Antarctica is one of the most geochemically pristine environments on our planet. The analysis of current snow and ancient glacier ice over the past two decades has demonstrated that Antarctic precipitation contains some of the lowest trace element concentrations observed globally. In addition, our recent work has shown that glacial meltwater streams have mean trace metal concentrations that also are very low, especially compared to North American rivers. Here we present data from cryoconites and supraglacial stream waters on the Canada Glacier, Taylor Valley, Antarctica (~78°S). Cryoconites are ice-lidded melt features caused by the introduction of dust onto the glacier surface. Cryoconite may occur in isolation, or be hydrologically connected with supraglacial streams draining off the glacier surface. Cryoconites and supraglacial streams on the western portion of the Canada Glacier have mean dissolved (<0.4 µm) concentrations of Fe, As, Cu, and V of 180, 4.0, 3.2, and 4.1 nM and 104, <0.4, 0.95, and 1.8 nM, respectively.
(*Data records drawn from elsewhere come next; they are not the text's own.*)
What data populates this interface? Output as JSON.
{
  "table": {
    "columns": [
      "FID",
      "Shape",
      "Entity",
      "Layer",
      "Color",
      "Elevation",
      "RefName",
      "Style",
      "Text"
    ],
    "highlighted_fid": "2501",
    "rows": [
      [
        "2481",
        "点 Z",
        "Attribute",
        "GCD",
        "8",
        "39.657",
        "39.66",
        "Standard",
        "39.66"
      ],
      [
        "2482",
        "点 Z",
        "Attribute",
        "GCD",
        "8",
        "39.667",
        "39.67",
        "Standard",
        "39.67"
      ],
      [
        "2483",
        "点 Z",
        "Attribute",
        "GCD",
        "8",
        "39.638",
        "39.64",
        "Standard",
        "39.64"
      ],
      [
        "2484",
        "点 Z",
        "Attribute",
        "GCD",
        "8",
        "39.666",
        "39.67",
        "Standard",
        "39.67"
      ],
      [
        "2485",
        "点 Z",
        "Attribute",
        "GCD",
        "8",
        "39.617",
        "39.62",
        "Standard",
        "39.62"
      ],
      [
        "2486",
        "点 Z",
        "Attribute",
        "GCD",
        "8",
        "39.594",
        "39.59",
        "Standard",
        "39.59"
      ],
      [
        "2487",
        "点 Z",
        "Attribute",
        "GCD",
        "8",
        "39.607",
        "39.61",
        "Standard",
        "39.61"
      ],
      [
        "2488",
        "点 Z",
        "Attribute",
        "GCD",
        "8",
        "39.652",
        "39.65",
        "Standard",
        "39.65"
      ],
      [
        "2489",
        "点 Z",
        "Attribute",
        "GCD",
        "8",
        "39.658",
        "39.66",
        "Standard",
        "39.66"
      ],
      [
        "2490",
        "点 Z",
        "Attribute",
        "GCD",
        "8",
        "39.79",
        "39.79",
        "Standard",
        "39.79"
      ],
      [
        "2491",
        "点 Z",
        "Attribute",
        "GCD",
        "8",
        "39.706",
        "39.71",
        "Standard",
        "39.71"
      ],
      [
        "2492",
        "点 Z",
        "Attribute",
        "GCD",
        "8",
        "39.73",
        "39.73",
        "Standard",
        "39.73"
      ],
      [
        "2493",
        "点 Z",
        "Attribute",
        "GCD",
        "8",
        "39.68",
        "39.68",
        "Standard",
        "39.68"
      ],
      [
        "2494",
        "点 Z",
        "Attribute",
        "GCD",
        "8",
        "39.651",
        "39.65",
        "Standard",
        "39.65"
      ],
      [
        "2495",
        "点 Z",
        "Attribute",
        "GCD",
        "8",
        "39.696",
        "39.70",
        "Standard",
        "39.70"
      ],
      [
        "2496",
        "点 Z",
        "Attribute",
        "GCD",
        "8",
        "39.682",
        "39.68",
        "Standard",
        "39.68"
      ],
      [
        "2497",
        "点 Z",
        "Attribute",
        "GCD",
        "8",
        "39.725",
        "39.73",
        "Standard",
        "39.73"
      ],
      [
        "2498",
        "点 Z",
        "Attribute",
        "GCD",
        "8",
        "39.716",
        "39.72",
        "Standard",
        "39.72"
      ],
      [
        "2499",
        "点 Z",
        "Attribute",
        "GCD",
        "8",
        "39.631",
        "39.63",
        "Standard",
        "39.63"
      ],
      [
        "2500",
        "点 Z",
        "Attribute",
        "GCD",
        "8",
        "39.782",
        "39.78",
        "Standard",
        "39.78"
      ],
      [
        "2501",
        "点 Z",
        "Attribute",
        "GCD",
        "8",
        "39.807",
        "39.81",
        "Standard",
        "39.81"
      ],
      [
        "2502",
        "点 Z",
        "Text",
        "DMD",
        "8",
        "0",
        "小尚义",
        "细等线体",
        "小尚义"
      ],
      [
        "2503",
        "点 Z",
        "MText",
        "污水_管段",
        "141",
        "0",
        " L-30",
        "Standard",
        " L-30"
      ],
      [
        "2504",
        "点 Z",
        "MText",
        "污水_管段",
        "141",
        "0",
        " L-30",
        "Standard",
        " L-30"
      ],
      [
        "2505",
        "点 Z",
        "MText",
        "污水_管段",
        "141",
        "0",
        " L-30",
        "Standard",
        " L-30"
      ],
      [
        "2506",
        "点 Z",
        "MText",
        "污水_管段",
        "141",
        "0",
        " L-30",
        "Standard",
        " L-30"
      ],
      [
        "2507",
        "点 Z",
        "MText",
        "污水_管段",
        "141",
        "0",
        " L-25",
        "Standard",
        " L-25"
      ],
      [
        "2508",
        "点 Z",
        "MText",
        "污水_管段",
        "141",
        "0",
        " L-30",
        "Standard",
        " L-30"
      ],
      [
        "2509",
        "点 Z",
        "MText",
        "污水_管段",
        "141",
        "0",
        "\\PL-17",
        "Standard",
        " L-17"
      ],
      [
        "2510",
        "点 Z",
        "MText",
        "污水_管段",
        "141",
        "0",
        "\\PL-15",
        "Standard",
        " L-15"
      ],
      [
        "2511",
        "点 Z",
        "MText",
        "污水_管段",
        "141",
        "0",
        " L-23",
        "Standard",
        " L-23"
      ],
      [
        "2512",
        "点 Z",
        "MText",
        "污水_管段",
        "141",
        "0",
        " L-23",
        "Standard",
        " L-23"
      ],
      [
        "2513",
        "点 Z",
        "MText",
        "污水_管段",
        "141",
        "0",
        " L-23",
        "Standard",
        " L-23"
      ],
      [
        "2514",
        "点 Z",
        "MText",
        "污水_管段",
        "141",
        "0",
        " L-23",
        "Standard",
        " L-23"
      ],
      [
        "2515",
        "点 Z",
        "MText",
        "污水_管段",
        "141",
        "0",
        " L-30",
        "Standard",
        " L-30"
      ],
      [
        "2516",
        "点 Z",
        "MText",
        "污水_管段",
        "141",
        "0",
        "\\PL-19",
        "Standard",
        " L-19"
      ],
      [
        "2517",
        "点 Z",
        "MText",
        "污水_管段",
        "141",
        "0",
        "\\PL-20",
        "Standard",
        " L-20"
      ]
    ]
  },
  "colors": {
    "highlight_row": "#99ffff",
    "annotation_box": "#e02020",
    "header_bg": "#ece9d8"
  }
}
All dissolved Cd concentrations and the vast majority of Pb values are below our analytical detection (i.e. 0.4 and 0.06 nM). Greater hydrologic connection between supraglacial streams and cryoconites homogenizes pH conditions, and creates a narrower range of dissolved concentrations. The dissolved concentrations of all these elements are much lower in nearby proglacial streams draining the Canada Glacier. Additionally, the dissolved concentrations of some of these metals decrease again upon entering the closed-basin lakes that terminate the hydrologic path of this system. A comparison of all the available data indicates that the major source of metals to this aquatic system is from dissolution of dust and other eolian debris within the cryoconites, but dissolved metals are “lost” from solution as water moves through the hydrologic system.